An accessible document is one that has clear and consistent formatting and can be read electronically.
Accessible documents are easier to navigate and comprehend, and they offer compatibility across programs and devices making the document usable for all students, including those who rely on screen-reading technology.
- Guide for Creating Accessible Documents
- NCDAE How-to Cheatsheets
- Blackboard Ally
- SensusAccess Document Converter Tool
Tools and Resources
For general best-practices to apply as you create and update content, follow our Guide for Creating Accessible Documents.
Ally is a new feature available in all Blackboard courses that automatically rates the accessibility of documents and multimedia posted in Blackboard and provides instructors with step-by-step guidance to repair documents and replace them with more accessible versions. Learn more about Ally.
How-to Cheat Sheets (NCDAE)
The National Center on Disability and Access to Education (NCDAE) provides simple one page instructions to create various types of accessible documents, based on the type of document and the version of software available to you (Including Word, PDF, PPT and more).

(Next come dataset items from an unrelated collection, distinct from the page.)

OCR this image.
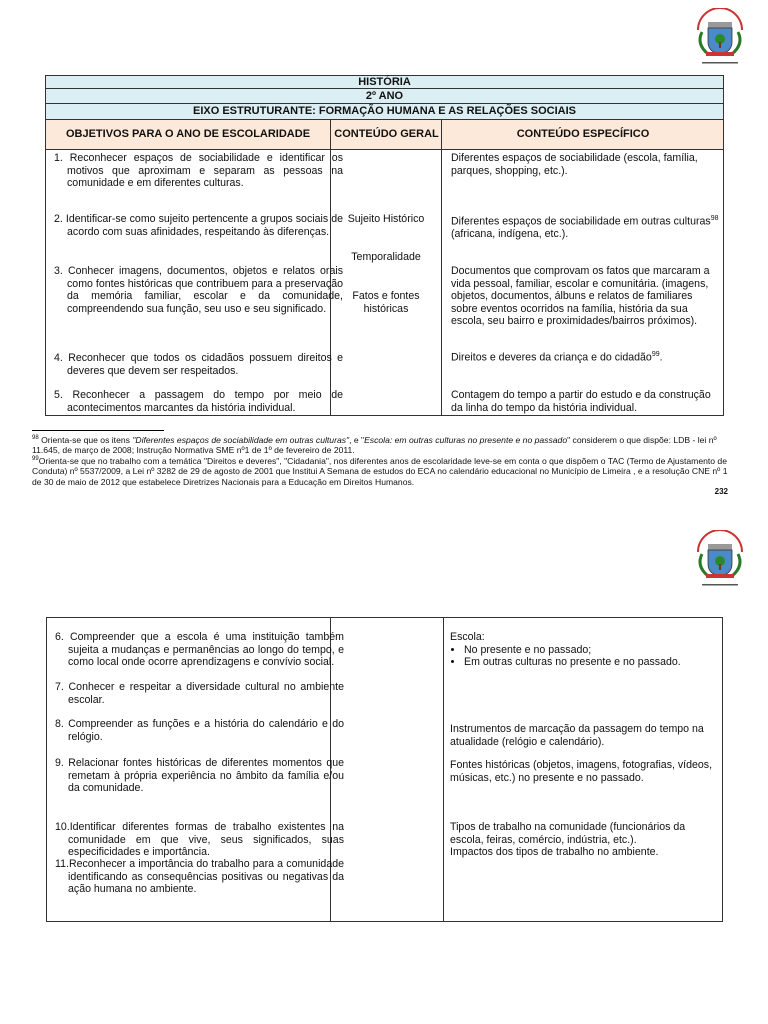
HISTÓRIA
2º ANO
EIXO ESTRUTURANTE: FORMAÇÃO HUMANA E AS RELAÇÕES SOCIAIS
OBJETIVOS PARA O ANO DE ESCOLARIDADE	CONTEÚDO GERAL	CONTEÚDO ESPECÍFICO
1. Reconhecer espaços de sociabilidade e identificar os motivos que aproximam e separam as pessoas na comunidade e em diferentes culturas.
2. Identificar-se como sujeito pertencente a grupos sociais de acordo com suas afinidades, respeitando às diferenças.
3. Conhecer imagens, documentos, objetos e relatos orais como fontes históricas que contribuem para a preservação da memória familiar, escolar e da comunidade, compreendendo sua função, seu uso e seu significado.
4. Reconhecer que todos os cidadãos possuem direitos e deveres que devem ser respeitados.
5. Reconhecer a passagem do tempo por meio de acontecimentos marcantes da história individual.
Sujeito Histórico
Temporalidade
Fatos e fontes históricas
Diferentes espaços de sociabilidade (escola, família, parques, shopping, etc.).
Diferentes espaços de sociabilidade em outras culturas$^{98}$ (africana, indígena, etc.).
Documentos que comprovam os fatos que marcaram a vida pessoal, familiar, escolar e comunitária. (imagens, objetos, documentos, álbuns e relatos de familiares sobre eventos ocorridos na família, história da sua escola, seu bairro e proximidades/bairros próximos).
Direitos e deveres da criança e do cidadão$^{99}$.
Contagem do tempo a partir do estudo e da construção da linha do tempo da história individual.
$^{98}$ Orienta-se que os itens "Diferentes espaços de sociabilidade em outras culturas", e "Escola: em outras culturas no presente e no passado" considerem o que dispõe: LDB - lei nº 11.645, de março de 2008; Instrução Normativa SME nº1 de 1º de fevereiro de 2011.
$^{99}$Orienta-se que no trabalho com a temática "Direitos e deveres", "Cidadania", nos diferentes anos de escolaridade leve-se em conta o que dispõem o TAC (Termo de Ajustamento de Conduta) nº 5537/2009, a Lei nº 3282 de 29 de agosto de 2001 que Institui A Semana de estudos do ECA no calendário educacional no Município de Limeira , e a resolução CNE nº 1 de 30 de maio de 2012 que estabelece Diretrizes Nacionais para a Educação em Direitos Humanos.
232
6. Compreender que a escola é uma instituição também sujeita a mudanças e permanências ao longo do tempo, e como local onde ocorre aprendizagens e convívio social.
7. Conhecer e respeitar a diversidade cultural no ambiente escolar.
8. Compreender as funções e a história do calendário e do relógio.
9. Relacionar fontes históricas de diferentes momentos que remetam à própria experiência no âmbito da família e/ou da comunidade.
10.Identificar diferentes formas de trabalho existentes na comunidade em que vive, seus significados, suas especificidades e importância.
11.Reconhecer a importância do trabalho para a comunidade identificando as consequências positivas ou negativas da ação humana no ambiente.
Escola:
• No presente e no passado;
• Em outras culturas no presente e no passado.
Instrumentos de marcação da passagem do tempo na atualidade (relógio e calendário).
Fontes históricas (objetos, imagens, fotografias, vídeos, músicas, etc.) no presente e no passado.
Tipos de trabalho na comunidade (funcionários da escola, feiras, comércio, indústria, etc.).
Impactos dos tipos de trabalho no ambiente.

Visit the NCDAE web page for additional guides.
Update Your Software
A way to ensure both accessibility and compatibility is to use the most up-to-date software available. UMass Boston provides Microsoft Office and other software for free to faculty. Visit the UMass Boston Microsoft Office web page for details.
SensusAccess Document Converter Tool
This self-service tool helps with the conversion of web pages and documents into accessible PDFs and MP3 recordings. Use SensusAccess Document Converter.
A screen reader is a software application that converts visual web content into synthesized speech, allowing the user to listen to content. A good practice is to download a screen reader emulator so you can “view” your content from the point of view of a student who may require the use of such an application.